The report was eventually re-drafted by a different consultant who had reached the same conclusions.

'Vitiated' findings

But FAA’s Astrid Vella insisted on Thursday that she was challenging the EIA findings since the report was flawed and could not be considered.

“Like in the case of Manoel Island, the EIA is vitiated. As a WasteServ supplier, the EIA coordinator stood to gain, directly or indirectly, from the project. Manoel Island’s was revoked and so should this one be withdrawn since it is flawed,” she said, adding that she was also contenting the site selection process.
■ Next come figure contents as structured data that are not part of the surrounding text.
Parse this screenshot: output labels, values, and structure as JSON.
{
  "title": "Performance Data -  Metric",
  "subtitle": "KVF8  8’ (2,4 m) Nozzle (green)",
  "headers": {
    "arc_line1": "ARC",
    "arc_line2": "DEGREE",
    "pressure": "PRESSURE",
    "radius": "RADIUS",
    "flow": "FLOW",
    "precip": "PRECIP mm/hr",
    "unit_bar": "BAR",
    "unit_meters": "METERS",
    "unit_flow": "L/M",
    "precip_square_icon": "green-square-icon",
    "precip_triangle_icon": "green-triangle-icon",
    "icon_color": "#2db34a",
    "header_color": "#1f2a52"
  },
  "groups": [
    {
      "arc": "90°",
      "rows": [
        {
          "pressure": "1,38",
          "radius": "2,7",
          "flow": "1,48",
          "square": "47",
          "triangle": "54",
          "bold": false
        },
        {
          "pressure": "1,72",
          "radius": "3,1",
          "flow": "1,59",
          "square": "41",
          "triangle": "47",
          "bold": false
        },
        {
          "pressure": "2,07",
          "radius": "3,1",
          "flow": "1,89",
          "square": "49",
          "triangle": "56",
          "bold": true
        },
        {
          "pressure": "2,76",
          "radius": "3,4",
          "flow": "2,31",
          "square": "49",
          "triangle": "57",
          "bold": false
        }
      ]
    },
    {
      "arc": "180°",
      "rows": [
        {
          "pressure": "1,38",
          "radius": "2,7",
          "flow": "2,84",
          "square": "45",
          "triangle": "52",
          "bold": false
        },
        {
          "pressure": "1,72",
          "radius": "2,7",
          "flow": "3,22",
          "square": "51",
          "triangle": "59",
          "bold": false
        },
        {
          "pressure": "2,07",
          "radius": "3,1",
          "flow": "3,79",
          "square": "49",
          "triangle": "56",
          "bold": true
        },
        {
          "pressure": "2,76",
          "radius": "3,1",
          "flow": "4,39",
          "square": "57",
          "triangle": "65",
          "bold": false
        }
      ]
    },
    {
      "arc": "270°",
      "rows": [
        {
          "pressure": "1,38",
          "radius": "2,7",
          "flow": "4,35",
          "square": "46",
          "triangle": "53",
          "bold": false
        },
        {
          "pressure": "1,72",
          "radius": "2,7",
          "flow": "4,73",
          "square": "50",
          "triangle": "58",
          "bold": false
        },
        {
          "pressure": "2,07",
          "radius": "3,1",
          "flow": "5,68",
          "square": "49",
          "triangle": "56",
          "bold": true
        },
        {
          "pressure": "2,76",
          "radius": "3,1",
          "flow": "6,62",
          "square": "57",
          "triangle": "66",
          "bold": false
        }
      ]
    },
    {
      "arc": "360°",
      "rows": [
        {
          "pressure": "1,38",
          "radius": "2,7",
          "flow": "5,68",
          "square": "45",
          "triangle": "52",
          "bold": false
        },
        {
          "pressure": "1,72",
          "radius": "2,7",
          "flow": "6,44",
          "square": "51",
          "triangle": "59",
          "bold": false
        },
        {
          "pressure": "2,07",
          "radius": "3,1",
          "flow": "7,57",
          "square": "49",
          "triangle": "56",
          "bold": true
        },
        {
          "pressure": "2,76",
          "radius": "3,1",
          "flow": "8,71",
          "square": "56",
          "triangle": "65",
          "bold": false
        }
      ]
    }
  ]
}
Bilocca replied that ERA had taken its decision on the EIA, which concluded that there will be a net benefit on the environment. The EIA had also looked into air quality, traffic assessment and prevailing winds after questions were raised, including by Muscat Fenech Adami and Swieqi deputy mayor Mary Anne Abela, about emissions containing mercury, contaminated water which will be discharged into the sea and the impact the plant would have on farmer who have arable land in the vicinity.

The EIA had concluded that the incinerator will emit nitrogen oxide, sulphur dioxide and metals such as cadmium, mercury, arsenic and small amounts of lead.

On this Biloicca said the plant includes diffusers and state-of-the-art equipment to clean the emissions and water before it is discharged into the sea.

“This plant is key for the country to move away from landfilling where for years we were burying the problem under the carpet. None of use should be proud of the landfills we created over the years and the environmental calamities that it brought about,” he said.

He explained that the plant would give complete operational flexibility because it has two furnaces that can work independently of each other.

PN opposes new waste to energy plant to Maghtab

The Nationalist Party has insisted that the Planning Authority board should not have given its green light to the construction of a new waste to energy plant in Maghtab since the studies were “vitiated” and the site chosen prior to the commissioning of studies.

PN spokesperson on the environment and climate change, Robert Cutajar, said that although the party agreed on the need for an incinerator, it believes that Maghtab was not the best site for the project.

He questioned where all the studies over the project were, including the site selection process and other sites that had been considered. He also asked whether residents, local councils and environmental NGOs had full access to these studies.

PN MP Karl Gouder said that Malta was facing an environmental crisis while PN candidate James Aaron Ellul spoke about the vitiated environment impact assessment.

In a statement after the vote, the Labour Party said that the PN’s opposition to the waste to energy project without any alternative shows that it wanted more landfills than it did when it was in government. It also shows that the Nationalist Party remains populist without solutions.